Grow, Don't Overwrite: Fine-tuning Without Forgetting

The paper introduces a novel function-preserving expansion method that eliminates catastrophic forgetting by mathematically replicating and scaling pre-trained parameters, enabling models to learn new tasks with full fine-tuning performance while retaining original capabilities and allowing for computationally efficient selective layer expansion.

Dyah Adila, Hanna Mazzawi, Benoit Dherin, Xavier Gonzalvo

Published 2026-03-10
📖 4 min read☕ Coffee break read

Imagine you have a brilliant, well-read librarian named Gemma. She has spent years reading millions of books, learning everything from how to bake a cake to how to solve complex physics problems. She is a master of general knowledge.

Now, you want to hire her for a very specific job: translating ancient French poetry.

The Problem: The "Overwrite" Trap

In the world of AI, when you try to teach a smart model like Gemma a new skill, a phenomenon called Catastrophic Forgetting often happens.

Think of it like this: To learn French poetry, the old librarian tries to cram new information into her brain. But her brain is full. So, to make room for the new French words, she accidentally throws out her old knowledge.

  • She learns to translate French perfectly.
  • But suddenly, she forgets how to bake a cake.
  • She forgets how to do basic math.
  • She forgets how to tell a joke.

This is the "Catastrophic Forgetting" problem. The more she learns the new job, the more she loses her original identity.

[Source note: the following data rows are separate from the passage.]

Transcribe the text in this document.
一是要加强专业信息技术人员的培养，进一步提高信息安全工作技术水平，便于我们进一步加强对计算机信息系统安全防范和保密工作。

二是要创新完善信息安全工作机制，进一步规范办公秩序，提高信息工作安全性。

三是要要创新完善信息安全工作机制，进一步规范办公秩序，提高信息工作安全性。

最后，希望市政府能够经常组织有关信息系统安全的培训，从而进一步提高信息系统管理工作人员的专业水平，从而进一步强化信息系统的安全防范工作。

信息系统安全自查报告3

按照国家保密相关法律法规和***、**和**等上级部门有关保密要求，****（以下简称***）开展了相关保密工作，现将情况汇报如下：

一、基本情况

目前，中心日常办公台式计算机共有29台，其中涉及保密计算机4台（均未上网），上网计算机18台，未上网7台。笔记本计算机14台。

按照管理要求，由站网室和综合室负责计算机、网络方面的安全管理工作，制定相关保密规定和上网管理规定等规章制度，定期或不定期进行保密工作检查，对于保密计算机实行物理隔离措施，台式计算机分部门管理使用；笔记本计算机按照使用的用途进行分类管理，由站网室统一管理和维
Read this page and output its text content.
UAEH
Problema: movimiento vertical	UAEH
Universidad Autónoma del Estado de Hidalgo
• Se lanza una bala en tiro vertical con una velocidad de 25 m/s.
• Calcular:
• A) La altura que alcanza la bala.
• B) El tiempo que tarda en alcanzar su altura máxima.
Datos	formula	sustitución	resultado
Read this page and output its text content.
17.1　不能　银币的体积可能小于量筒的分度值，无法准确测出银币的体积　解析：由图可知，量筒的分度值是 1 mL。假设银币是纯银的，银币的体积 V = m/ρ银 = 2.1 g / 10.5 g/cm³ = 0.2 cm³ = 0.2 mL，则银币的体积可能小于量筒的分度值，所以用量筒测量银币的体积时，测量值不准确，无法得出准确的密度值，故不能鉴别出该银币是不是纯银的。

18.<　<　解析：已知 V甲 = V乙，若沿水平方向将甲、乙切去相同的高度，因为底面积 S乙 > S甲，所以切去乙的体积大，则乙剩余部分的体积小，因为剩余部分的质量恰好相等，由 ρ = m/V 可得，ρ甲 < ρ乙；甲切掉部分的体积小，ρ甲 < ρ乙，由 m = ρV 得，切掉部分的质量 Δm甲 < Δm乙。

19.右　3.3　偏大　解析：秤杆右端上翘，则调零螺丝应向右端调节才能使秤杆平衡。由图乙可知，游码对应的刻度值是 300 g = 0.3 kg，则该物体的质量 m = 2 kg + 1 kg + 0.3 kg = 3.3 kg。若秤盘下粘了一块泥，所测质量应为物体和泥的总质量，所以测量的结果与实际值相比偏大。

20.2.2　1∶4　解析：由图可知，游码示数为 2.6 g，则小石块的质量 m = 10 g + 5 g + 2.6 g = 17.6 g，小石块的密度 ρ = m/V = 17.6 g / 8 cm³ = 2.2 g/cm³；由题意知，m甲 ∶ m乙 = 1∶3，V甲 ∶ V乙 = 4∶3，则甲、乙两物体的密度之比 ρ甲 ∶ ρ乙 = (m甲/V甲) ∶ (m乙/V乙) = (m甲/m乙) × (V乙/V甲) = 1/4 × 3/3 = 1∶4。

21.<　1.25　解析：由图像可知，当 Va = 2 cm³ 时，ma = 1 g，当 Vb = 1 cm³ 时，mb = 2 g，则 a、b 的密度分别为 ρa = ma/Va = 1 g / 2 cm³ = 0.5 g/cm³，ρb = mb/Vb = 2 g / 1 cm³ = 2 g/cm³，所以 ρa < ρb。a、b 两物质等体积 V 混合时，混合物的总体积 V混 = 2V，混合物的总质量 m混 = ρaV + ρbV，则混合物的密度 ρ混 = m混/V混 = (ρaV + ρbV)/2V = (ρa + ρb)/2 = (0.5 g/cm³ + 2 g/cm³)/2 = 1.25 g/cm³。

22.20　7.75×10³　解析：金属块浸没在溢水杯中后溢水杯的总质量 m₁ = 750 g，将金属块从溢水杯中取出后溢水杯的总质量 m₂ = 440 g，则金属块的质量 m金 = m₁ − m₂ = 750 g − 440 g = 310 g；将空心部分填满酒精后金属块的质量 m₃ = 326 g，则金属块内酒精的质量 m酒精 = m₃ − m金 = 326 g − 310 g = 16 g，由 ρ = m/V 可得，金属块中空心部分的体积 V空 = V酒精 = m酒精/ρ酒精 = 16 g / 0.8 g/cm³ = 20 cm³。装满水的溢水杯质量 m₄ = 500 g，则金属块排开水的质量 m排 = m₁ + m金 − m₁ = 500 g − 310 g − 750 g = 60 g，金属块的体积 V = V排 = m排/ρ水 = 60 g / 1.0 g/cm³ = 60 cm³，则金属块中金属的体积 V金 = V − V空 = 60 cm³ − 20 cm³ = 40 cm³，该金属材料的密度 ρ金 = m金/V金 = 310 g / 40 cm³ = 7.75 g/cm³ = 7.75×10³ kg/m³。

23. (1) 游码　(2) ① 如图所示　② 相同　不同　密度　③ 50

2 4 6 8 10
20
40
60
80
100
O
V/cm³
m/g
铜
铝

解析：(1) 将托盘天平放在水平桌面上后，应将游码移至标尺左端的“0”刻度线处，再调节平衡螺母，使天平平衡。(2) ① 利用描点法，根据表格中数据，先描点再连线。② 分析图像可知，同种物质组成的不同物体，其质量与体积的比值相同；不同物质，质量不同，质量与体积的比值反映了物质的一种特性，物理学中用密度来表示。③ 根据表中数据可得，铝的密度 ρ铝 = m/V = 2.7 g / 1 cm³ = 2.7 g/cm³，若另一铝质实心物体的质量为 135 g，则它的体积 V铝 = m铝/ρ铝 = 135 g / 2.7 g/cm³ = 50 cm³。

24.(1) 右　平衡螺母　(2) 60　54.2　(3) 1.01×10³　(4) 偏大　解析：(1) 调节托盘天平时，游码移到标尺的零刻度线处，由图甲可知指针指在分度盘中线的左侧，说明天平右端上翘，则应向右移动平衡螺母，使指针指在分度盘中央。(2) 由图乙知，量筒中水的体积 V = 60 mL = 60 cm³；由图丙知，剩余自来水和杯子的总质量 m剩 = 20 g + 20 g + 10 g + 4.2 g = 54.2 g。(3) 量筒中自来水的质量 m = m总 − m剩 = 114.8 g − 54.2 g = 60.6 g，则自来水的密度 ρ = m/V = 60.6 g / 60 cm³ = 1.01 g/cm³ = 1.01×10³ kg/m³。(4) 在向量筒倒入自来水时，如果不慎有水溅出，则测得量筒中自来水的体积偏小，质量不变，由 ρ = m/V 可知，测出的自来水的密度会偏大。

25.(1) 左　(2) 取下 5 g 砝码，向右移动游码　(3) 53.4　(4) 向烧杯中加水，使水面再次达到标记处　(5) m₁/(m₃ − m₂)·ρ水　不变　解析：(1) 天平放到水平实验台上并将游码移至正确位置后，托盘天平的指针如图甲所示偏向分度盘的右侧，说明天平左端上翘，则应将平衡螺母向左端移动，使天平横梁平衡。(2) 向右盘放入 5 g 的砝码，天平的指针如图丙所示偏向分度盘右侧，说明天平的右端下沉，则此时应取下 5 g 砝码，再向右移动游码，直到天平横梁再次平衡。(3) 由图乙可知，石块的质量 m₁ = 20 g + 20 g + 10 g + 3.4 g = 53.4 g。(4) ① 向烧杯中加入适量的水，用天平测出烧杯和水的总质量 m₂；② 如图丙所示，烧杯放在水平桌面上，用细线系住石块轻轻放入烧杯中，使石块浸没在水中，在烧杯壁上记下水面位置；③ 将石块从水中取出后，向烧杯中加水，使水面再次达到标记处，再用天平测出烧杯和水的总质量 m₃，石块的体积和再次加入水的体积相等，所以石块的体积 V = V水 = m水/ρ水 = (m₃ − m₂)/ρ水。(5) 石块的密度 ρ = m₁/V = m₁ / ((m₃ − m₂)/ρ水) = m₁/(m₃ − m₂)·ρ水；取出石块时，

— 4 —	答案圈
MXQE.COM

The Old Solutions (The Flawed Fixes)

Scientists have tried two main ways to fix this, but both have big downsides:

  1. The "Brake" Method: They tell the librarian, "Don't change your brain too much!" (This is called regularization). But this is like trying to learn French while wearing heavy handcuffs. She can't learn the new job very well because she's too afraid to forget anything.
  2. The "Add a New Brain" Method: They give her a brand new, empty brain just for French, while keeping her old brain frozen. But this new brain starts with zero knowledge. It's like hiring a fresh intern who knows nothing about the library. It takes forever to train them, and it's a waste of the librarian's existing wisdom.

The New Solution: "Grow, Don't Overwrite"

The authors of this paper came up with a clever trick called "Function-Preserving Expansion."

Instead of overwriting her old brain or giving her a blank one, they gently expand her brain to make room for the new skill without disturbing the old one.

Here is the analogy of how they do it:

1. The "Copy-Paste" Expansion

Imagine the librarian has a specific desk where she processes information.

  • Step 1: They take her existing desk setup and copy it exactly, placing a second identical desk right next to it. Now she has double the space to work.
  • Step 2: To make sure she doesn't get confused or change her output, they put a special filter on the second desk. This filter ensures that if she uses the new desk, the final result is mathematically identical to what she would have done with just the old desk.

The Magic: At the very moment they finish building this new setup, the librarian is exactly the same person she was before. She can still bake cakes, do math, and tell jokes perfectly. Nothing has changed yet.

2. The "Specialized Training"

Now, they start training her on French poetry.

  • Because she has extra space (the new desk), she can learn the new skill without throwing anything out.
  • They only train the new parts of her brain. The old parts (the original desk) remain frozen and untouched.
  • As she learns French, she uses the new space. The old space stays dedicated to her original knowledge.

The Results: The Best of Both Worlds

The paper shows that this method works incredibly well:

  • No Forgetting: The librarian learns French perfectly but never forgets how to bake a cake or do math.
  • Efficiency: You don't need to train the whole librarian. You only need to train the new "desk" you added. This saves a huge amount of computer power (about 60% less work!).
  • Modularity: If you only need her to learn a little bit of French, you only need to add a tiny bit of new space. If the task is super hard (like advanced math), you can add more space, and she gets better at it.

Why This Matters

This is a breakthrough because it solves the "Zero-Sum Game" of AI. Before, you had to choose between being a generalist (knowing everything) or a specialist (knowing one thing well).

This new method allows an AI to be both. It can grow into a specialist without ever losing its generalist soul. It's like giving a genius a new wing on their house to study a new subject, rather than forcing them to tear down their old library to make space.

In short: Instead of erasing the past to make room for the future, this method builds an addition to the house, so the family can grow without ever having to move out.